Denis MatsuevIn purely musical terms, a great deal of uncertainty surrounds this Suite, and there are highly regarded Rachmaninov experts in the West who doubt much of its authenticity – no matter what current post-Soviet Russian musicologists may say. This is because a great deal of the music does not sound like the young Rachmaninov (apart from the first four notes) for by then (January 1891) he had written a number of far finer works in his natural and authentic style – including the original version of the First Concerto – and was immediately to write the First Trio elégiaque.

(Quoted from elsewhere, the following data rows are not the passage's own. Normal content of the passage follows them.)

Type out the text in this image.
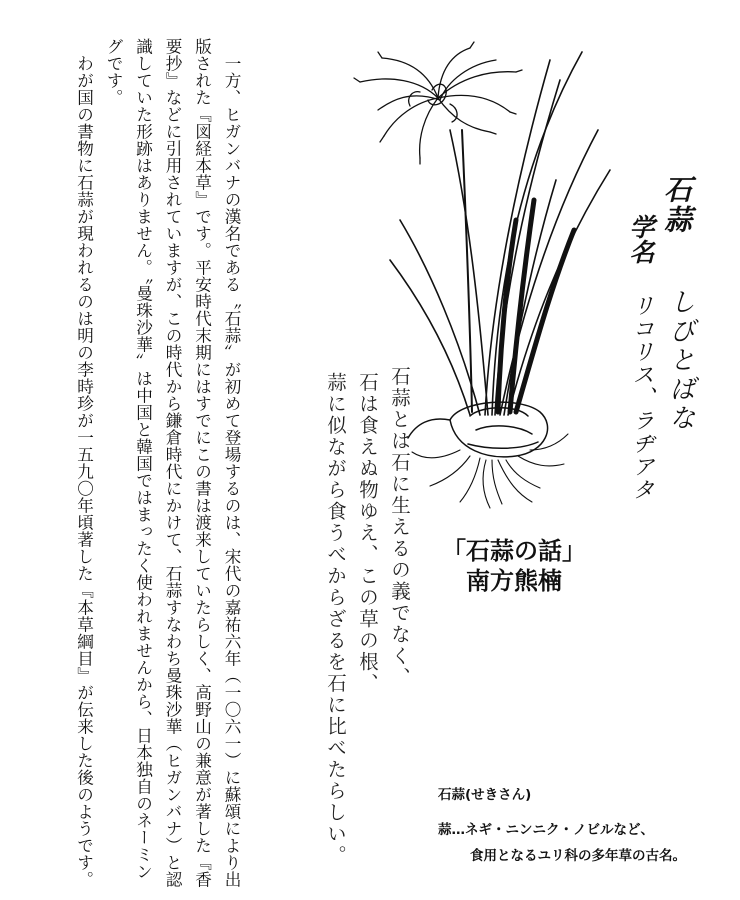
一方、ヒガンバナの漢名である〝石蒜〟が初めて登場するのは、宋代の嘉祐六年（一〇六一）に蘇頌により出版された『図経本草』です。平安時代末期にはすでにこの書は渡来していたらしく、高野山の兼意が著した『香要抄』などに引用されていますが、この時代から鎌倉時代にかけて、石蒜すなわち曼珠沙華（ヒガンバナ）と認識していた形跡はありません。〝曼珠沙華〟は中国と韓国ではまったく使われませんから、日本独自のネーミングです。

わが国の書物に石蒜が現われるのは明の李時珍が一五九〇年頃著した『本草綱目』が伝来した後のようです。	石蒜
学名
しびとばな
リコリス、ラヂアタ
石蒜とは石に生えるの義でなく、
石は食えぬ物ゆえ、この草の根、
蒜に似ながら食うべからざるを石に比べたらしい。	「石蒜の話」
南方熊楠
石蒜(せきさん)
蒜…ネギ・ニンニク・ノビルなど、
食用となるユリ科の多年草の古名。
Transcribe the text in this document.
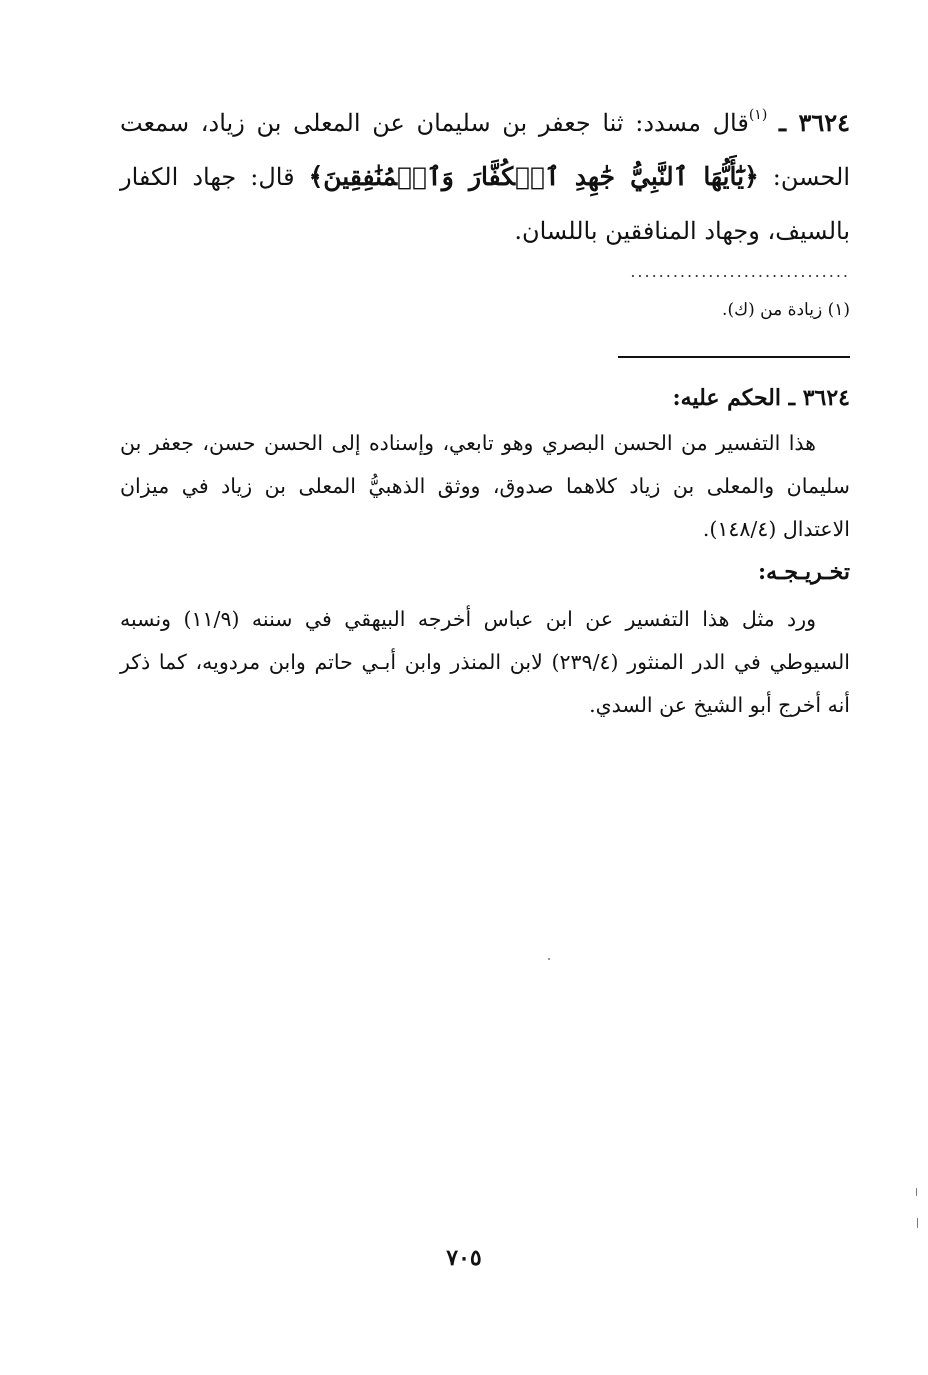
٣٦٢٤ ـ $^{(١)}$قال مسدد: ثنا جعفر بن سليمان عن المعلى بن زياد، سمعت الحسن: ﴿يَٰٓأَيُّهَا ٱلنَّبِيُّ جَٰهِدِ ٱلۡكُفَّارَ وَٱلۡمُنَٰفِقِينَ﴾ قال: جهاد الكفار بالسيف، وجهاد المنافقين باللسان.
...............................
(١) زيادة من (ك).
٣٦٢٤ ـ الحكم عليه:
هذا التفسير من الحسن البصري وهو تابعي، وإسناده إلى الحسن حسن، جعفر بن سليمان والمعلى بن زياد كلاهما صدوق، ووثق الذهبيُّ المعلى بن زياد في ميزان الاعتدال (١٤٨/٤).
تخـريـجـه:
ورد مثل هذا التفسير عن ابن عباس أخرجه البيهقي في سننه (١١/٩) ونسبه السيوطي في الدر المنثور (٢٣٩/٤) لابن المنذر وابن أبـي حاتم وابن مردويه، كما ذكر أنه أخرج أبو الشيخ عن السدي.
٧٠٥
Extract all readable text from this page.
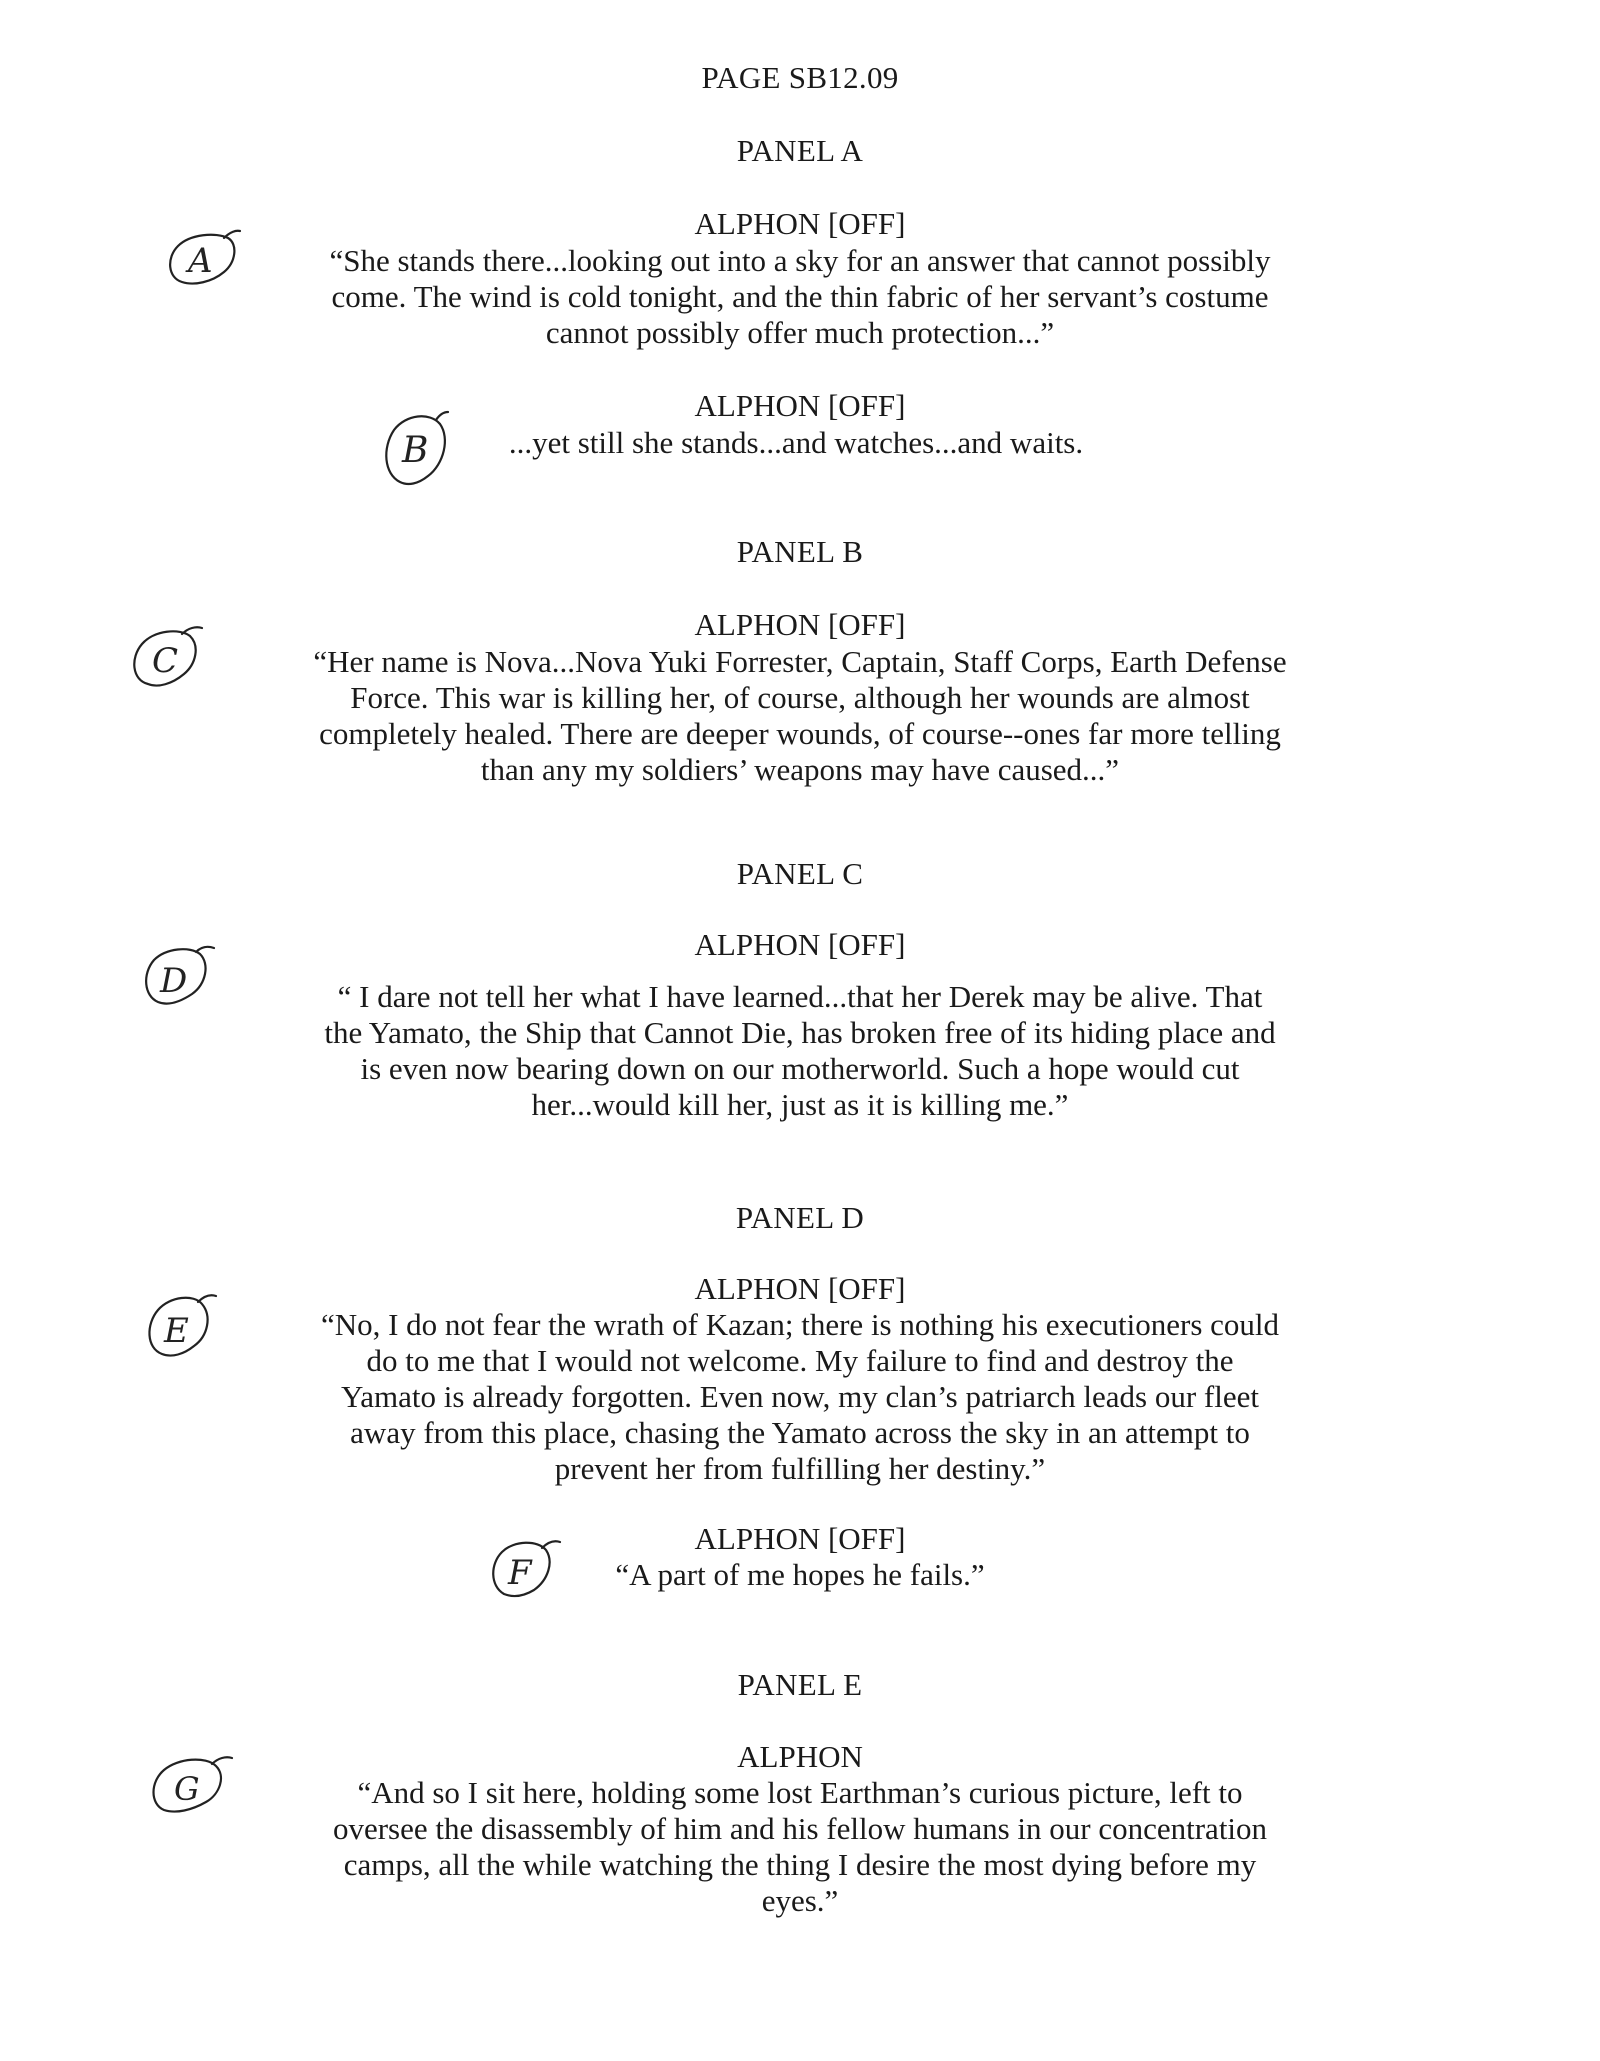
PAGE SB12.09
PANEL A
ALPHON [OFF]
A	“She stands there...looking out into a sky for an answer that cannot possibly
come. The wind is cold tonight, and the thin fabric of her servant’s costume
cannot possibly offer much protection...”
ALPHON [OFF]
B	...yet still she stands...and watches...and waits.
PANEL B
ALPHON [OFF]
C	“Her name is Nova...Nova Yuki Forrester, Captain, Staff Corps, Earth Defense
Force. This war is killing her, of course, although her wounds are almost
completely healed. There are deeper wounds, of course--ones far more telling
than any my soldiers’ weapons may have caused...”
PANEL C
ALPHON [OFF]
D	“ I dare not tell her what I have learned...that her Derek may be alive. That
the Yamato, the Ship that Cannot Die, has broken free of its hiding place and
is even now bearing down on our motherworld. Such a hope would cut
her...would kill her, just as it is killing me.”
PANEL D
ALPHON [OFF]
E	“No, I do not fear the wrath of Kazan; there is nothing his executioners could
do to me that I would not welcome. My failure to find and destroy the
Yamato is already forgotten. Even now, my clan’s patriarch leads our fleet
away from this place, chasing the Yamato across the sky in an attempt to
prevent her from fulfilling her destiny.”
ALPHON [OFF]
F	“A part of me hopes he fails.”
PANEL E
ALPHON
G	“And so I sit here, holding some lost Earthman’s curious picture, left to
oversee the disassembly of him and his fellow humans in our concentration
camps, all the while watching the thing I desire the most dying before my
eyes.”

The suggestion that the orchestral version of this Suite was sent to Tchaikovsky who praised it is absurd; I have no doubt that Tchaikovsky would have not given the piece the time of day. If this work is by Rachmaninov, it sounds like something he may have written much earlier, when he was about 13 or 14 years old. In terms of what we know about Rachmaninov, it sounds as if it were music by a child who could play the piano well, not by the great composer that Rachmaninov – approaching his 18th-birthday – was on the verge of becoming.

Although published in Russia in facsimile, it cannot be ascertained conclusively that the manuscript is in Rachmaninov’s hand – it could be, but it could equally be by anyone with a neat script. In this regard, it is also not fully convincing. As for the performance, Denis Matsuev played it extremely well, making the best he could of some very second-rate music. He was more successful in the ‘well-known’ Rachmaninov works which made up the rest of the programme: the First Concerto was brilliantly played, well partnered by the Russian National Orchestra under its alert conductor.

The Second Sonata, in its Revision, was also well projected, although at times, both here and in the Concerto, one felt that Denis Matsuev could have adopted a more yielding approach in the longer lyrical stretches, although the enthusiastic audience demanded from him – and got – no fewer than four encores.

Sony BMG (on RCA Red Seal 88697155912) has recorded this Suite, played by Denis Matsuev, on a CD called “Unknown Rachmaninv”, which also contains a Fugue in D minor. This latter piece is doubtless authentic and is worth hearing.